Spotify continua la sua battaglia contro Apple a quattro anni dalle prime accuse su questioni relative alla concorrenza nel mercato dello streaming musicale e che riguardano, in sostanza, le commissioni imposte per l’App Store e l’obbligo del sistema di pagamento in-app per gli sviluppatori di terze parti.
Il servizio musicale svedese che offre lo streaming on demand ricorda che il problema della concorrenza sleale non è stato risolto (Apple non è ovviamente d’accordo e ha più volte spiegato che le affermazioni di Spotify, a suo modo di vedere, siano sbagliate).

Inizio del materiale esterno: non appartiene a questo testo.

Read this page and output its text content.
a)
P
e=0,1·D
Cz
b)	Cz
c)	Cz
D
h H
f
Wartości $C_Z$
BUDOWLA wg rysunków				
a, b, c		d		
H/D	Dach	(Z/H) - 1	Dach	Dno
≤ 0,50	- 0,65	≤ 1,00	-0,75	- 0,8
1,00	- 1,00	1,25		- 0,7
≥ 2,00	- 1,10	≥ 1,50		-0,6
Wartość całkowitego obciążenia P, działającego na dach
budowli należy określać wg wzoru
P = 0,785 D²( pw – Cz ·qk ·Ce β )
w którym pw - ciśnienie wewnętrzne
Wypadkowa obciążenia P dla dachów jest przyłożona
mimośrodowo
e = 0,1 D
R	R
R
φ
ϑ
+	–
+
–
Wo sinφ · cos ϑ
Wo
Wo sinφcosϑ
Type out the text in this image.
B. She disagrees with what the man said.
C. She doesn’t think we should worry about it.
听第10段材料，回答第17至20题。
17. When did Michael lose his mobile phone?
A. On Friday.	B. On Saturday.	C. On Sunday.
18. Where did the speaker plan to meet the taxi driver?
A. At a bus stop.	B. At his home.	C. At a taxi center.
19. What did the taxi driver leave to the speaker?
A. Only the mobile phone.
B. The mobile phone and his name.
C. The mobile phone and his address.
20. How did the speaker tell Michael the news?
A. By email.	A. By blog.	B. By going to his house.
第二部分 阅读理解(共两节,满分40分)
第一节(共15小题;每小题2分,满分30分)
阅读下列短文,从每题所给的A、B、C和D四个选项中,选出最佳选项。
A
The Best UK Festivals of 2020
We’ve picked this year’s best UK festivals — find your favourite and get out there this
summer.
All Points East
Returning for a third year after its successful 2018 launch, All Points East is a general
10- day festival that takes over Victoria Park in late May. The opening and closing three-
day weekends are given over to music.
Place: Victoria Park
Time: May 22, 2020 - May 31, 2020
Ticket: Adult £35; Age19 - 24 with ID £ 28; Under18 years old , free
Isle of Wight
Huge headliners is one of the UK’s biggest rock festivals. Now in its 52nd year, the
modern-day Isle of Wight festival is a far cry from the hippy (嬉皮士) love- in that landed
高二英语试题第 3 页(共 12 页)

Nell’ultima lettera inviata agli uffici diretti da Margrethe Vestager, Spotify non è sola ma firma il documento inviato insieme a Deezer, Proton, Basecamp, l’editore norvegese Schibsted, France Digitale (associazione che rappresenta varie aziende informatiche) e altre organizzazioni. Oggetto di lamentela è sempre lo stesso: l’imposizione del sistema di pagamento proprietario per l’App Store, le commissioni ritenute troppo alte, la “creazione di ostacoli artificiali che impediscono alle aziende di comunicare con i loro clienti”, «capricci» di Apple relativamente ai termini di utilizzo dello store.
“Apple gode di una posizione di monopolio sul suo ecosistema mobile e chiede canoni di conduzione esorbitanti agli sviluppatori di app che non hanno altra scelta che rimanere sull’App Store per raggiungere i consumatori europei”, si legge nella lettera (qui il testo completo in PDF).
I firmatari chiedono azioni urgenti da parte di Bruxelles per “mettere fine al comportamento abusivo di Apple”. Alle brutte si tratta solo di aspettare l’entra in vigore del DMA (Digital Markets Act), nuovo regolamento europeo sui mercati digitali che entrerà in vigore quest’anno e che obbligherà Apple a rivedere in profondità numerose pratiche legate all’App Store. La Casa di Cupertino si sta preparando, obbligata ad agire per non subire le sanzioni previste per le big tech che non si adegueranno.
Spotify ha anche fiancheggiato Epic Games nella crociata di quest’ultima contro Apple, e fa parte della “Coalition for App Fairness” insieme ad altre software house che pretendono di poter distribuire app bypassando i meccanismi di pagamento di Apple.